In this case, FasL acts by killing infiltrating lymphocytes of the host, preventing the resulting inflammation from destroying the tissue (85–87). Bu durumda fasl konaktaki suzucu lenfositlerin oldurecek sekilde davranarak, dokunun yok olmasi nedeniyle olusacak enflamasyonun engellenmesine neden olur.

FasL-mediated depletion of cytotoxic T lymphocytes may not only be beneficial, however, but may also have a role in aiding tumor cells to escape host immune surveillance. Fasl yonelimli sitotoksik t lenfositlerinin yok olmasi sadece yararli degildir, bu durum ayni zamanda tumor hucrelerinin konak immune gozetimine kacmalarina yardimci olur.

High constitutive FasL expression has been found in distinct tumor lineages, such as
colon, lung, renal carcinoma, melanoma, hepatocellular carcinoma, astrocytoma, and T cell- and B cell-derived neoplasms (88–94). Yuksek konsantrasyondaki fasl yapici belirtiler, belirgin tumor turleri, ornegin; kolon, akciger, bobrek urlari, melanom, karacigeri ilgilendiren karsinomlar, astrositom (beyinle ilgili bir tumor), t hucreleri ve b hucrelerinden kaynaklanan tumorlerde gozlenmistir.
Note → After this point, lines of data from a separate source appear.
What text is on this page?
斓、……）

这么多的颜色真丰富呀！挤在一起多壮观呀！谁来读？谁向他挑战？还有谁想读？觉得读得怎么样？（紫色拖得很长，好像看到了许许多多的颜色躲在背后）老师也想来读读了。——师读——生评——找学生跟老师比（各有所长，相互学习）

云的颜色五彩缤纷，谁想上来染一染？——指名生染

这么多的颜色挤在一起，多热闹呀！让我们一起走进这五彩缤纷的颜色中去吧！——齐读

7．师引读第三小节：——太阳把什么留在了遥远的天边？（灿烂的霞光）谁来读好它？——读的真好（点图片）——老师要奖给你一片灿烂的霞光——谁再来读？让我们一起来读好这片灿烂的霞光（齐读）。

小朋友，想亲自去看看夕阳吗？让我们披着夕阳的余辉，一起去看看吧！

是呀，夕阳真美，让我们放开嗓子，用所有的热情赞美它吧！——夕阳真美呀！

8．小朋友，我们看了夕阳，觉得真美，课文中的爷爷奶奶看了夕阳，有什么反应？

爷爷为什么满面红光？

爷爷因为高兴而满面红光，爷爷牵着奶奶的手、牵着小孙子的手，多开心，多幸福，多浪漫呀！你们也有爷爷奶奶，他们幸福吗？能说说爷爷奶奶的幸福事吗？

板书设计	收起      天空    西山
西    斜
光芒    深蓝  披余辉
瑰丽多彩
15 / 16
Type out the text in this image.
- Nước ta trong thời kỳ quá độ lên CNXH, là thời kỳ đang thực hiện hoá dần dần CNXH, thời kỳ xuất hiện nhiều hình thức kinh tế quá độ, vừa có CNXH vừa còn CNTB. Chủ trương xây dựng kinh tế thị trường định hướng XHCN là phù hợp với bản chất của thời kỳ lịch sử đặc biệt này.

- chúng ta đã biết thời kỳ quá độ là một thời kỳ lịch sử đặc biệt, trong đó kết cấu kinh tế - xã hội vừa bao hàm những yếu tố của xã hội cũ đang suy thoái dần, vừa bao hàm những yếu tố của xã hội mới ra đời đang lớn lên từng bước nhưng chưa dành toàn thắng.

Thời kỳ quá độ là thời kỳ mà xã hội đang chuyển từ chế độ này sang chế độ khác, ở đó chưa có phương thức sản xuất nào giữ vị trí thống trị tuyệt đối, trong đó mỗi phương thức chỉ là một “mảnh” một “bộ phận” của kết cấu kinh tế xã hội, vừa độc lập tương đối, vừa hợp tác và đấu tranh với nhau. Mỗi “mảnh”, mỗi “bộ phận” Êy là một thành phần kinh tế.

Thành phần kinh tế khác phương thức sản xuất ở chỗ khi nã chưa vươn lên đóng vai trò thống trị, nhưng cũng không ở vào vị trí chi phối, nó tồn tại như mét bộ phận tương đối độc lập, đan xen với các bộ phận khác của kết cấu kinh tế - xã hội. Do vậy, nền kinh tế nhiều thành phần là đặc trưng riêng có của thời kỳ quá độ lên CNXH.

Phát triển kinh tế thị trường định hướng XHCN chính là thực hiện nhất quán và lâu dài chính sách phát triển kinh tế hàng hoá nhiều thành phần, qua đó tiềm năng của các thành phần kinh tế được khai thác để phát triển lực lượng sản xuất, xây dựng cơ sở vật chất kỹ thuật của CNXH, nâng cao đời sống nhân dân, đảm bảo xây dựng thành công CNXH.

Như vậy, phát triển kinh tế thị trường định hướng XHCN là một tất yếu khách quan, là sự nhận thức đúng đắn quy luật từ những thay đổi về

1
This suggests that the same mechanisms responsible for protecting tissues from autoimmune destruction may be used by tumors to eliminate activated lymphocytes
which attempt to attack tumor cells. Benzer mekanizmanin otoimmun yikimdan dokulari korumakla gorevli oldugu anlamina gelmesi, bunun Tumorlu hucrelere saldiri girisiminde bulunan aktive edilmis lenfositlerin elimine edilmesinde kullanilabilecgi anlamina da gelir.


Maintenance of immune system homeostasis thus depends on the strict
control of cell proliferation and cell death through apoptosis, and many
disease states result from errors in the regulation of apoptosis. Immune sistem homeostasisinin devamliligi apoptosis yoluyla gerceklesen hucre olumlerindeki hucre cogalmasi durumunun siki bir sekilde kontrolune baglidir ve bircok hastalik apoptosisn duzenlenmesindeki hatalardan kaynaklanmaktadir.